The next thing I knew I was on a winding alley with the delightful name of the Rue des Treize Chats (alley-cats, no doubt!). It had that wonderful Parisian "seedy chic" style - there was a tattoist alongside a tiny shop specialising in stilettos (daggers, not heels), then a parfumerie, a bespoke overcoat boutique for dwarfs, a mini-deli, a ceramic death-mask specialist, a nail bar, a distressed wallpaper designer, a shoe-bronzing studio, a professional sunlight dappler, a porn store on three floors, an organic flour miller (with a one-legged female at work), a gay Tai Chai basement and a braille art store. It was everything one loved about Paris.

And then I happened on the most amazing establishment, its bright-red sign plain for all to see: yes, it was the Echange des Femmes. I stopped and I am afraid I stared. Could it possibly be what it appeared to be? No clues were apparent through the tiny frosted window-pane.

A moment later a very well-dressed middle-aged man emerged, evidently in high good spirits. "Monsieur Montaillou", he said, shaking hands with another man who now appeared in the doorway, "merci: c'est comme si tous mes Noels sont arrives ensemble." The men kissed on both cheeks three times and bade farewell.

Monsieur Montaillou now turned his attention to me. A plump and jolly man who made me think of Santa Claus, and who turned out to be the proprietor of Echange des Femmes, he asked if he could be of assistance. I rather hastily assured him I was merely window-shopping, at which he laughed inordinately.

He then insisted I step inside. I was too surprised (and perhaps curious) to decline, and found myself in a cave-like room faintly smelling of musk and lilies. It was furnished with two leather armchairs which faced an elegant chaise-longue. On a gilt coffee-table stood an antique cash register. The overall effect was exquisite.

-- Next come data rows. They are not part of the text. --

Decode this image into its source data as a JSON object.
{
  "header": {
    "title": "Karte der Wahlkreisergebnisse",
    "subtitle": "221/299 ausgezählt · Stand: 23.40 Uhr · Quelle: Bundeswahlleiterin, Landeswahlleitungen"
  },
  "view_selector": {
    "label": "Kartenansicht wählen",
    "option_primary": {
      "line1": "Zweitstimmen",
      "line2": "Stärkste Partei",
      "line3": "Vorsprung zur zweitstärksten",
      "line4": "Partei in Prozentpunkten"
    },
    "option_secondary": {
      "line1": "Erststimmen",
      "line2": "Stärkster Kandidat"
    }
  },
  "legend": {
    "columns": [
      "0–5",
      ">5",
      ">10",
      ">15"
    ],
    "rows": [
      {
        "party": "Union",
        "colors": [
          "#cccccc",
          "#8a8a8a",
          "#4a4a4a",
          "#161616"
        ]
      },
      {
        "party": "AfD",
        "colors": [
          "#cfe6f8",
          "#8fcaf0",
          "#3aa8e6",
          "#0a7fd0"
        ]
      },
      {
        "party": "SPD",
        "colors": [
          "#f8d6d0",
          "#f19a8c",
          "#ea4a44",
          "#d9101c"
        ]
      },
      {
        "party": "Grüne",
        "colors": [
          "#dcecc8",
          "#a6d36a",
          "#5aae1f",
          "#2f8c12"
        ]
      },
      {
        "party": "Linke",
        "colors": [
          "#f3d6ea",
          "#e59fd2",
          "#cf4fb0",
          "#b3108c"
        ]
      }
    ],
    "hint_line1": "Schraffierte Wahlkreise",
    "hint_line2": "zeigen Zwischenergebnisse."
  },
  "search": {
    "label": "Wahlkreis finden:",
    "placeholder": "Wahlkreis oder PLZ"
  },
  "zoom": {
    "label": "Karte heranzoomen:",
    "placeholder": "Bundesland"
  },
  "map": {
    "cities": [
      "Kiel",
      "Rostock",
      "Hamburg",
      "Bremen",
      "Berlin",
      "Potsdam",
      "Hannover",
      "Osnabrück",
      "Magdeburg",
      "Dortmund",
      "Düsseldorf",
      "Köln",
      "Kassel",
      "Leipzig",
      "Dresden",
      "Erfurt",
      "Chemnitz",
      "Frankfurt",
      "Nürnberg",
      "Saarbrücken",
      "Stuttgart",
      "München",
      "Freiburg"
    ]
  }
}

Monsieur Montaillou bade me be seated, and between armchairs and chaise-longue he drew across a semi-transparent gold curtain. Then he sat beside me without speaking.

I now heard stifled female giggles. Soon, a procession of semivisible and semi-dressed women danced tantalisingly beyond the curtain. It seemed to go on forever. I was only 22 and I thought I was going to faint.

Having later explained to Monsieur Montaillou in my rather halting French that I was unmarried and therefore had no femme to echanger, I found him most sympathetic and understanding. He urged me to marry and settle down and return whenever I wished.

Could you see an Echange des Femmes in Dublin, even in Temple Bar, one day? No. Never. Sure we're not living at all here, there is no way we will ever match the Parisians for sheer bloody elan, their way of life is non-pareil and we might as well face it.